Daisuke Minakata (CEE) is the principal investigator on a project that has recieved a $347,808 research and development grant from the National Science Foundation. Paul Doskey (SFRES) is the Co-PI on the project, “Photochemical Fate of Dissolved Amino Acids in Natural Aquatic Enviroment.” This is a three-year project.
This award from the Environmental Chemical Sciences Program in the Division of Chemistry supports Profs. Daisuke Minakata and Paul Doskey from Michigan Technological University. They study the reactions of free amino acids in natural freshwater with light. Understanding and predicting these processes is important because nitrogen-containing free amino acids and their degradation products are involved in global nitrogen-cycling. They also affect biological activity in natural aquatic environments. The effluent of wastewater contains amino acids as one of the major components. The findings from this study address the impact of nitrogen-containing contaminants to aquatic systems that receive treated municipal wastewater. The project includes outreach activities to K-12 high school students in the Detroit region through a summer youth intern program. This program promotes the participation and retention of underrepresented groups in the environmental science field. A webinar is being developed based on the findings of this study to raise public awareness of water safety and security in freshwater systems and the importance of protecting ecosystems from contaminants.
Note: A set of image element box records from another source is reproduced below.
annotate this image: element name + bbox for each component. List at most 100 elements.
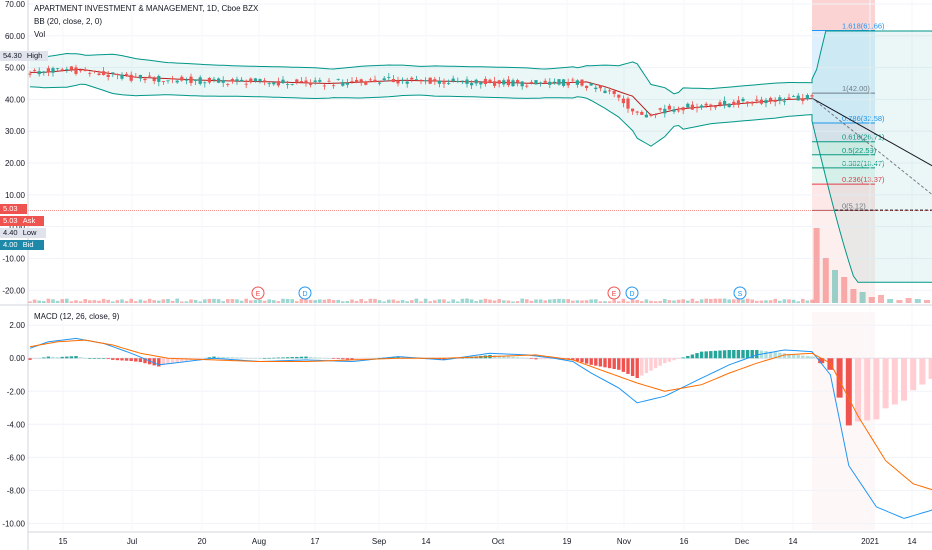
macd-histogram-bar — [230, 357, 235, 359]
low-value: 4.40 — [3, 228, 18, 237]
bb-fill — [30, 31, 932, 283]
macd-histogram-bar — [658, 358, 662, 366]
volume-bar — [456, 301, 460, 303]
candle-body — [511, 80, 515, 87]
event-marker-label: E — [612, 291, 617, 298]
candle-body — [778, 97, 782, 101]
candle-body — [74, 67, 78, 74]
candle-body — [805, 95, 809, 100]
macd-histogram-bar — [745, 349, 750, 359]
time-axis-label: Aug — [252, 537, 266, 546]
macd-histogram-bar — [502, 356, 506, 359]
candle-body — [594, 87, 598, 90]
candle-body — [364, 81, 368, 85]
candle-body — [769, 97, 773, 101]
macd-histogram-bar — [276, 357, 281, 359]
volume-bar — [626, 301, 630, 303]
volume-bar — [557, 298, 561, 303]
fib-level-label: 0.786(32.58) — [842, 114, 885, 123]
macd-histogram-bar — [28, 358, 32, 360]
volume-bar — [253, 299, 258, 303]
candle-body — [258, 79, 262, 82]
candle-body — [557, 79, 561, 85]
event-marker-split[interactable]: S — [733, 286, 747, 300]
candle-body — [28, 73, 32, 75]
event-marker-dividend[interactable]: D — [625, 286, 639, 300]
macd-histogram-bar — [787, 353, 791, 359]
candle-body — [497, 80, 501, 84]
macd-histogram-bar — [308, 356, 313, 359]
macd-legend[interactable]: MACD (12, 26, close, 9) — [34, 312, 120, 321]
volume-legend[interactable]: Vol — [34, 30, 46, 39]
macd-histogram-bar — [928, 358, 932, 379]
time-axis-label: Sep — [372, 537, 387, 546]
candle-body — [437, 80, 441, 84]
fibonacci-projection[interactable]: 1.618(61.66) 1(42.00) 0.786(32.58) 0.618(26… — [812, 0, 885, 530]
macd-histogram-bar — [607, 358, 612, 369]
candle-body — [318, 80, 322, 82]
macd-line — [29, 337, 932, 519]
volume-bar — [55, 300, 60, 303]
volume-bar — [184, 301, 189, 303]
macd-histogram-bar — [919, 358, 926, 385]
macd-histogram-bar — [111, 358, 115, 360]
volume-bar — [868, 297, 875, 303]
volume-bar — [822, 258, 829, 303]
candle-body — [226, 84, 230, 85]
volume-bar — [400, 300, 405, 303]
event-marker-earnings[interactable]: E — [251, 286, 265, 300]
volume-bar — [290, 299, 294, 303]
candle-body — [713, 106, 717, 108]
macd-histogram-bar — [184, 358, 189, 361]
fib-zone — [812, 123, 875, 142]
time-axis-label: 14 — [789, 537, 798, 546]
price-axis-label: 70.00 — [5, 0, 26, 9]
volume-bar — [488, 299, 492, 303]
candlesticks — [28, 64, 814, 119]
macd-histogram-bar — [805, 356, 810, 359]
candle-body — [608, 90, 612, 92]
macd-histogram-bar — [534, 358, 538, 360]
macd-histogram-bar — [640, 358, 644, 376]
candle-body — [299, 81, 303, 83]
candle-body — [180, 76, 184, 81]
fib-level-label: 1.618(61.66) — [842, 22, 885, 31]
candle-body — [644, 114, 648, 118]
volume-bar — [887, 299, 894, 303]
volume-bar — [736, 298, 741, 303]
candle-body — [433, 79, 437, 82]
candle-body — [111, 72, 115, 74]
time-axis-label: Jul — [127, 537, 137, 546]
macd-histogram-bar — [901, 358, 907, 401]
volume-bar — [905, 298, 912, 303]
candle-body — [447, 83, 451, 84]
candle-body — [143, 78, 147, 81]
candle-body — [442, 82, 446, 84]
symbol-title[interactable]: APARTMENT INVESTMENT & MANAGEMENT, 1D, C… — [34, 4, 259, 13]
volume-bar — [285, 298, 290, 303]
time-axis-label: 17 — [311, 537, 320, 546]
macd-histogram-bar — [497, 355, 501, 359]
bb-legend[interactable]: BB (20, close, 2, 0) — [34, 17, 103, 26]
volume-bar — [78, 301, 83, 303]
macd-histogram-bar — [235, 357, 239, 359]
candle-body — [42, 71, 46, 73]
volume-bar — [152, 300, 156, 303]
macd-histogram-bar — [290, 357, 294, 359]
event-marker-earnings[interactable]: E — [607, 286, 621, 300]
macd-histogram-bar — [295, 356, 299, 359]
candle-body — [79, 70, 83, 72]
candle-body — [267, 83, 271, 85]
macd-pane — [28, 337, 932, 519]
macd-histogram-bar — [718, 350, 722, 359]
candle-body — [69, 66, 73, 70]
candle-body — [345, 82, 349, 85]
event-marker-dividend[interactable]: D — [298, 286, 312, 300]
candle-body — [244, 83, 248, 85]
candle-body — [704, 103, 708, 106]
macd-histogram-bar — [78, 357, 83, 359]
candle-body — [718, 102, 722, 106]
event-marker-circle — [607, 286, 621, 300]
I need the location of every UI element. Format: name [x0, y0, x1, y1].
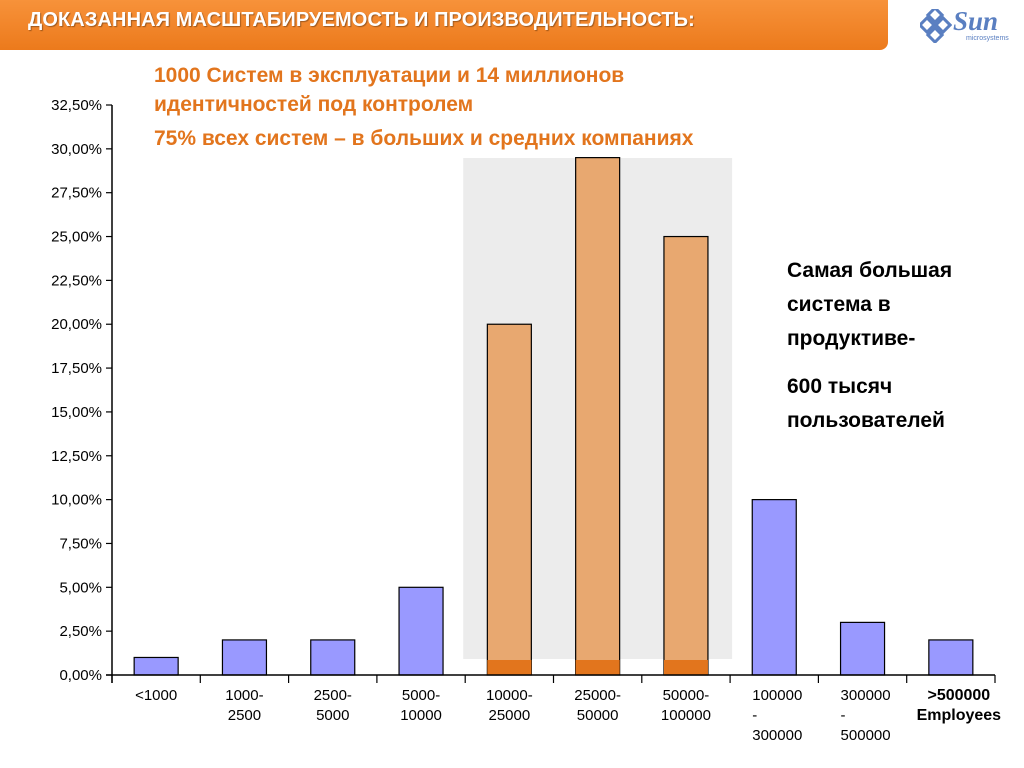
sun-logo: Sun microsystems [920, 6, 1012, 46]
y-tick-label: 0,00% [59, 667, 102, 684]
highlighted-bar-base [487, 660, 532, 675]
x-category-label: 5000- [402, 687, 440, 704]
x-category-label: 50000- [663, 687, 710, 704]
x-category-label: 5000 [316, 707, 349, 724]
highlighted-bar-base [575, 660, 620, 675]
bar [839, 621, 886, 676]
logo-subtext: microsystems [966, 35, 1009, 42]
x-category-label: 100000 [661, 707, 711, 724]
logo-wordmark: Sun [953, 6, 999, 36]
header-bar: ДОКАЗАННАЯ МАСШТАБИРУЕМОСТЬ И ПРОИЗВОДИТ… [0, 0, 888, 50]
y-tick-label: 32,50% [51, 97, 102, 114]
side-note-line-4: 600 тысяч [787, 375, 893, 398]
y-tick-label: 12,50% [51, 448, 102, 465]
x-category-label: 10000 [400, 707, 442, 724]
bar [310, 639, 356, 676]
headline-line-1: 1000 Систем в эксплуатации и 14 миллионо… [154, 64, 625, 87]
x-category-label: 25000 [488, 707, 530, 724]
x-category-label: 50000 [577, 707, 619, 724]
y-tick-label: 17,50% [51, 360, 102, 377]
x-category-label: <1000 [135, 687, 177, 704]
y-tick-label: 15,00% [51, 404, 102, 421]
x-category-label: - [841, 707, 846, 724]
highlighted-bar [575, 157, 621, 676]
side-note-line-2: система в [787, 293, 891, 316]
x-category-label: 1000- [225, 687, 263, 704]
highlighted-bar-base [663, 660, 708, 675]
bar [928, 639, 974, 676]
page-title: ДОКАЗАННАЯ МАСШТАБИРУЕМОСТЬ И ПРОИЗВОДИТ… [28, 9, 695, 31]
x-category-label: 2500- [314, 687, 352, 704]
highlighted-bar [663, 235, 709, 676]
x-category-label: Employees [917, 707, 1002, 724]
bar [133, 656, 179, 676]
x-category-label: >500000 [927, 687, 990, 704]
highlighted-bar [486, 323, 532, 676]
y-tick-label: 2,50% [59, 623, 102, 640]
y-tick-label: 30,00% [51, 141, 102, 158]
x-category-label: 25000- [574, 687, 621, 704]
y-tick-label: 20,00% [51, 316, 102, 333]
x-category-label: 2500 [228, 707, 261, 724]
headline-line-2: идентичностей под контролем [154, 93, 474, 116]
y-tick-label: 22,50% [51, 272, 102, 289]
x-category-label: - [752, 707, 757, 724]
x-category-label: 10000- [486, 687, 533, 704]
x-category-label: 500000 [841, 727, 891, 744]
y-tick-label: 25,00% [51, 229, 102, 246]
bar [751, 499, 797, 676]
side-note-line-5: пользователей [787, 409, 945, 432]
bar [398, 586, 444, 676]
bar [221, 639, 268, 676]
headline-line-3: 75% всех систем – в больших и средних ко… [154, 127, 694, 150]
y-tick-label: 7,50% [59, 535, 102, 552]
x-category-label: 300000 [752, 727, 802, 744]
y-tick-label: 27,50% [51, 185, 102, 202]
x-category-label: 100000 [752, 687, 802, 704]
side-note-line-3: продуктиве- [787, 327, 916, 350]
y-tick-label: 5,00% [59, 579, 102, 596]
y-tick-label: 10,00% [51, 492, 102, 509]
x-category-label: 300000 [841, 687, 891, 704]
side-note-line-1: Самая большая [787, 259, 953, 282]
sun-logo-icon [920, 9, 952, 43]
This award supports computational and experimental research and education to predict the photolytic and elementary reaction pathways of free amino acid transformation. This transformation is induced by direct photolysis and indirect oxidation by photochemically produced reactive intermediates. The researchers use computational chemistry tools to identify the fundamental elementary reaction pathways of representative free amino acids transformation. The research team then predicts the kinetics information of each identified elementary reaction pathway. Finally, a kinetic model based on elementary reactions is developed to predict the time-dependent concentration profiles of free amino acids and their transformation products in environmentally relevant conditions. The predicted concentration profiles are compared to laboratory-scale experimental observations to validate the kinetic model.